The Deemed Planning Provisions are new law, having come into effect in 2015. A new case, Baker Investments Pty Ltd and City of Vincent  WASC 263 (Baker) provides guidance on which clause applies at different stages of development.
What effect do the Deemed Planning Provisions have?
The Planning and Development (Local Planning Schemes) Regulations 2015 came in to effect on 19 October 2015. These regulations contain deemed planning provisions which are deemed to be inserted into all Planning Schemes and apply to the extent of any inconsistencies. For detailed analysis of “inconsistency” in this context please see our previous article The R-Codes and the Deemed Provisions.
Does it matter whether a development approval has previously been granted?
Yes, it does!
In Baker His Honour Justice Le Miere held that clauses 60 and 61 do not apply to an application to amend a development approval already granted by the local government or to amend or delete any condition of the approval or any aspect of the development approval.
This is because of the statutory interpretation principle that says that a statute (or regulations) must be read as a whole.
When you look at the structure of the regulations the following becomes clear:
- “Part 7 of the Deemed Provisions, which includes cls 60 ad 61, provides for development approval of the local government to commence or carry out any works on the land in the scheme area” Paragraph 44 of Baker.
- Part 8 deals with applications for development approval. This part includes clause 65 which is about making an application for development approval for a development which has already been commenced or carried out.
- Part 9 is how a local government should deal with development applications made to it.Part 9 includes cl 76 (review by SAT of a decision by a local government on an application for development approval) and clause 77 which allows an owner to apply for an approval already granted to be amended or cancelled.

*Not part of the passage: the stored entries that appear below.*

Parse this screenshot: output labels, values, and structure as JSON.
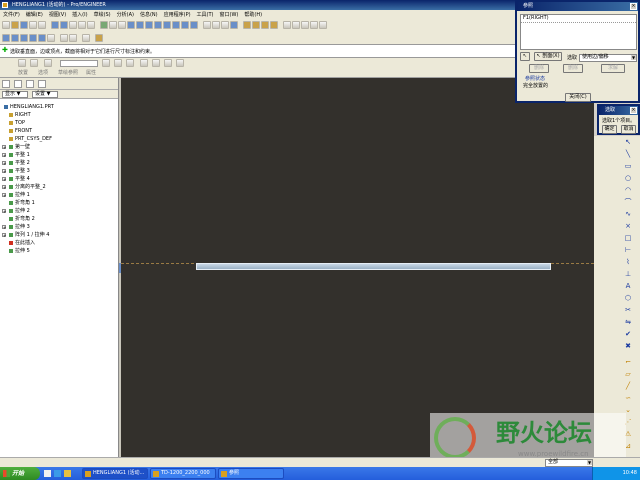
{
  "window": {
    "title": "HENGLIANG1 (活动的) - Pro/ENGINEER"
  },
  "menu": [
    "文件(F)",
    "编辑(E)",
    "视图(V)",
    "插入(I)",
    "草绘(S)",
    "分析(A)",
    "信息(N)",
    "应用程序(P)",
    "工具(T)",
    "窗口(W)",
    "帮助(H)"
  ],
  "message": {
    "text": "选取垂直面，边或顶点，截面将相对于它们进行尺寸标注和约束。"
  },
  "dashboard": {
    "tabs": [
      "放置",
      "选项",
      "草绘参照",
      "属性"
    ]
  },
  "tree": {
    "show_label": "显示 ▼",
    "settings_label": "设置 ▼",
    "items": [
      {
        "label": "HENGLIANG1.PRT",
        "indent": 0,
        "expand": "",
        "icon": "part"
      },
      {
        "label": "RIGHT",
        "indent": 1,
        "expand": "",
        "icon": "datum"
      },
      {
        "label": "TOP",
        "indent": 1,
        "expand": "",
        "icon": "datum"
      },
      {
        "label": "FRONT",
        "indent": 1,
        "expand": "",
        "icon": "datum"
      },
      {
        "label": "PRT_CSYS_DEF",
        "indent": 1,
        "expand": "",
        "icon": "datum"
      },
      {
        "label": "第一壁",
        "indent": 1,
        "expand": "+",
        "icon": "feature"
      },
      {
        "label": "平整 1",
        "indent": 1,
        "expand": "+",
        "icon": "feature"
      },
      {
        "label": "平整 2",
        "indent": 1,
        "expand": "+",
        "icon": "feature"
      },
      {
        "label": "平整 3",
        "indent": 1,
        "expand": "+",
        "icon": "feature"
      },
      {
        "label": "平整 4",
        "indent": 1,
        "expand": "+",
        "icon": "feature"
      },
      {
        "label": "分离的平整_2",
        "indent": 1,
        "expand": "+",
        "icon": "feature"
      },
      {
        "label": "拉伸 1",
        "indent": 1,
        "expand": "+",
        "icon": "feature"
      },
      {
        "label": "折弯角 1",
        "indent": 1,
        "expand": "",
        "icon": "feature"
      },
      {
        "label": "拉伸 2",
        "indent": 1,
        "expand": "+",
        "icon": "feature"
      },
      {
        "label": "折弯角 2",
        "indent": 1,
        "expand": "",
        "icon": "feature"
      },
      {
        "label": "拉伸 3",
        "indent": 1,
        "expand": "+",
        "icon": "feature"
      },
      {
        "label": "阵列 1 / 拉伸 4",
        "indent": 1,
        "expand": "+",
        "icon": "feature"
      },
      {
        "label": "在此插入",
        "indent": 1,
        "expand": "",
        "icon": "insert"
      },
      {
        "label": "拉伸 5",
        "indent": 1,
        "expand": "",
        "icon": "feature"
      }
    ]
  },
  "refs_dialog": {
    "title": "参照",
    "list_item": "F1(RIGHT)",
    "select_label": "选取",
    "dropdown_value": "使用边/偏移",
    "link1": "参照状态",
    "link2": "完全放置的",
    "close_label": "关闭(C)",
    "disabled_buttons": [
      "删除",
      "删除",
      "求解"
    ]
  },
  "select_dialog": {
    "title": "选取",
    "text": "选取1个项目。",
    "ok_label": "确定",
    "cancel_label": "取消"
  },
  "statusbar": {
    "filter_label": "全部"
  },
  "watermark": {
    "name": "野火论坛",
    "url": "www.proewildfire.cn"
  },
  "taskbar": {
    "start_label": "开始",
    "tasks": [
      "HENGLIANG1 (活动...",
      "TD-1200_2200_000",
      "参照"
    ],
    "clock": "10:48"
  }
}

Clause 77(2) specifically states that such an application is to be dealt with in accordance with Part 8 and “as if it were an application for development approval”.
It is because the structure of the regulations distinguishes between how to deal with;
- Applications for development approval where there is no existing approval ( Part 7) and
- Applications for development approval where there has already been a development approval granted (Part 9)
but requires both types of applications to be dealt with by Part 8, that it becomes clear that the Parliament intended for Part 7 to only apply to developments which had not already had a development approval granted.
In Baker a development approval was in place which required obscure glazing to be installed in a two storey apartment complex. Later, a screen wall was erected which created an acoustic and visual barrier. As a result, a variation of the development approval was sought permitting the removal of the glazing, but was rejected by the City. It was argued on appeal that the proposed development was of such a minor nature, complied with the deemed to comply provisions of the R-Codes and in any event was exempt from the need to obtain planning approval by virtue of the exceptions contained in Clause 61 of the Deemed Provisions.
It was held that as there was a development approval in place addressing glazing, the exemptions in clause 61 could not be applied.
“…it would be contrary to the planning purpose of cl 77 and the requirement to obtain and comply with the terms of the development approval if cl 61(1)(i) allowed individual aspects of a previously approved development to be amended without approval. To do so would allow the alteration of aspects of the approved development which, individually or cumulatively, were important to the exercise of discretion to approve, thereby undermining the basis for the initial approval. To do so would also create practical difficulties in enforcement, because the development as constructed would be different from the approved plans.”
What does this mean?
This means that the exemptions contained in clause 61 for which development approval is not required does not apply to developments with existing development approvals.
So even if what an owner is wanting to do would now be exempt from obtaining a development approval now (due to the operation of clause 60 and 61 combined of the Regulations) if there is a development approval already in place for the substantive development, then the proposed development is not exempt and an application to amend the substantive development under clause 77 will be required.
The information published in this paper is of a general nature and should not be construed as legal advice. Whilst we aim to provide timely, relevant and accurate information, the law may change and circumstances may differ. You should not therefore act in reliance on it without first obtaining specific legal advice.